Weiyuan Liang comment on Bartleby

20:50—23:30

This part of the movie is highly similar to the original content in the book. After everyone left, Bartleby still ‘would not like’ to leave. He was insisting on something. But what is he insisting on? And why? This was exactly the question that the lawyer was wondering in the former part of the story. Although Bartleby always seemed like very thoughtful because he dared to say ‘no’ to his boss. At the end of the story, it turned out that he was actually a man that didn’t have his own opinion and he was just like a walking dead.

But there comes another question. If he really didn’t have any personal opinion, why would he keep saying ‘no’ instead of ‘yes’? The answer was given in the part I choose. He was not refusing to do something. He would “prefer not to make any change.” (Melville 25) At this point, the central idea of the author was revealed. His life was empty and was not meaningful at all. He doesn’t have any thought or any emotion. He was alive but his life was dead.

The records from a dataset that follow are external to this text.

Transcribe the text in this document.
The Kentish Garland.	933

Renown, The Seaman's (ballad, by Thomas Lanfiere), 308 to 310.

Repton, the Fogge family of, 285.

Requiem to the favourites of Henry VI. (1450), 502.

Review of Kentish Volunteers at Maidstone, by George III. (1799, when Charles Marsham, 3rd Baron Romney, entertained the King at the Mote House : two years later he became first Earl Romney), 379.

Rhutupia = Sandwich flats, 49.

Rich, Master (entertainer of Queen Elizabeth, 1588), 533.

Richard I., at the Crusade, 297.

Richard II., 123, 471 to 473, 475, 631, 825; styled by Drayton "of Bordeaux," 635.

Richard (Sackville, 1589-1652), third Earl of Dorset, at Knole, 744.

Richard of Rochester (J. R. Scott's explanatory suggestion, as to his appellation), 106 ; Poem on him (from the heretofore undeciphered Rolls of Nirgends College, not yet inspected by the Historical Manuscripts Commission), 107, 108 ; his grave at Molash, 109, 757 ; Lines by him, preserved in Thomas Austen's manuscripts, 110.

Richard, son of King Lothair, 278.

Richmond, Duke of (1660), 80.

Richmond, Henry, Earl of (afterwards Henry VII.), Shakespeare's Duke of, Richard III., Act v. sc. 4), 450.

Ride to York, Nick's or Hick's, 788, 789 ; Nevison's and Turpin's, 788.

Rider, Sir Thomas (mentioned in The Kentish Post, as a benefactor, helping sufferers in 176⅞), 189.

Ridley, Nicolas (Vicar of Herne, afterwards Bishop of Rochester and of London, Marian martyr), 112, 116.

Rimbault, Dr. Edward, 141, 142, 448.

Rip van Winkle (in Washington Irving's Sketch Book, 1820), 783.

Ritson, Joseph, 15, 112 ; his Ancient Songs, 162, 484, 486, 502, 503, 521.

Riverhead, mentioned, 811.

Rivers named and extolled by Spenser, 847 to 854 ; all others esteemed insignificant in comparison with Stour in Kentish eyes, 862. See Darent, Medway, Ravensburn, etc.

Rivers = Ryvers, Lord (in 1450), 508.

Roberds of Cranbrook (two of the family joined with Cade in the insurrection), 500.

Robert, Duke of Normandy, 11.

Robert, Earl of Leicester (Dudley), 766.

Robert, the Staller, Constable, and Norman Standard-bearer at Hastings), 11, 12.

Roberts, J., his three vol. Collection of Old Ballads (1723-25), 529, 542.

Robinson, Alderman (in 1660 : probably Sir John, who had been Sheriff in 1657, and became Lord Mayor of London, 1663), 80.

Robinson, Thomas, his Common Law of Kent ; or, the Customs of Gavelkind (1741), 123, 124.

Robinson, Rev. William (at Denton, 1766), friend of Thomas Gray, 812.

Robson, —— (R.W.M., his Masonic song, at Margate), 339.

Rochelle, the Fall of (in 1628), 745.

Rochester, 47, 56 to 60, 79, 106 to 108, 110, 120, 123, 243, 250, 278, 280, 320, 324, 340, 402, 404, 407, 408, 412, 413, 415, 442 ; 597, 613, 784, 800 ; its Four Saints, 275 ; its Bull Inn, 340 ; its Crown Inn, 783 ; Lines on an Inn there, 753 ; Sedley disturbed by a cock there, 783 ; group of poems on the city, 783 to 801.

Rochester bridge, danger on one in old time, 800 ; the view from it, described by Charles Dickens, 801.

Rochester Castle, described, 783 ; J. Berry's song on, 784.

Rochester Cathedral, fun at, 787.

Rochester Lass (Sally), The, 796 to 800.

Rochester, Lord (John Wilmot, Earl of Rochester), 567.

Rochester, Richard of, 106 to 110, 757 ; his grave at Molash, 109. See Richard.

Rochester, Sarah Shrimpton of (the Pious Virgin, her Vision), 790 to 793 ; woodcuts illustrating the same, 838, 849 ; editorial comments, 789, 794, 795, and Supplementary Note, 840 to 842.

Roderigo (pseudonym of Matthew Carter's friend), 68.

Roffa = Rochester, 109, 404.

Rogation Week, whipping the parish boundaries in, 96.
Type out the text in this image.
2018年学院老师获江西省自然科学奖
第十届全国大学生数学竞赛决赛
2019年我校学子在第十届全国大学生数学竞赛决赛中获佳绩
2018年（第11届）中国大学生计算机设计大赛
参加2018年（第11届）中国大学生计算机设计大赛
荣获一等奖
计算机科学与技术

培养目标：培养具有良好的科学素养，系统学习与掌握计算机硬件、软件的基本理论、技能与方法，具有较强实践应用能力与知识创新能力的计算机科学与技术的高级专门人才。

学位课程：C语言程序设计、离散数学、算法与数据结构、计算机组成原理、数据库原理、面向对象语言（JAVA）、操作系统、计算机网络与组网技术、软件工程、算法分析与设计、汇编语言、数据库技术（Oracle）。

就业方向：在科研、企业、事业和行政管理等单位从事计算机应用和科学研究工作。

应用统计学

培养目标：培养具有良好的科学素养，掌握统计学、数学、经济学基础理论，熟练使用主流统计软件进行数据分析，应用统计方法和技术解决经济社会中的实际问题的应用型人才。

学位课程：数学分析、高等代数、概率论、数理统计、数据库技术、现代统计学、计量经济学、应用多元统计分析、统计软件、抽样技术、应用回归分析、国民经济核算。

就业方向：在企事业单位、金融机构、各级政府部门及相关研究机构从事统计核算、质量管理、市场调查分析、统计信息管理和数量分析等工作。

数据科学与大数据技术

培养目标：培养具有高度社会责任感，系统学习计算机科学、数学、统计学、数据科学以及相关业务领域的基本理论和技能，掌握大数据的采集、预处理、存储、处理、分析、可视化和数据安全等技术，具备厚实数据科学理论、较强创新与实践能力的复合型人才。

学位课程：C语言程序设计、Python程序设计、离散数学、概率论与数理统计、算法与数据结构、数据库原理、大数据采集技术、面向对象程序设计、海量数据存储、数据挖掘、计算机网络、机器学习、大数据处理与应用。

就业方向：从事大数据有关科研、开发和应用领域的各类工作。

This ironical contradiction became more obvious when it came to the conversation between Bartleby and the lawyer. According to the original passage, his boss offered many possibilities for Bartleby including re-engaging in copying for someone, a clerkship in a fry-good store, a bar-tender’s business, traveling through the country collecting bills for the merchants and going as a companion to Europe to entertain some young gentleman with your conversation. Bartleby’s responds were ‘no’ of course. There were other possibilities but there seemed to no difference to him. This looked so strange and desperate for a living man.

The previous job of Bartleby was writing letters for the dead men. It was indeed a desperate job. Would this be an indication that this kind of job was so dead and people could barely endure them? I guess it was. Because Bartleby was just so desperate. It was amusing and it was sad.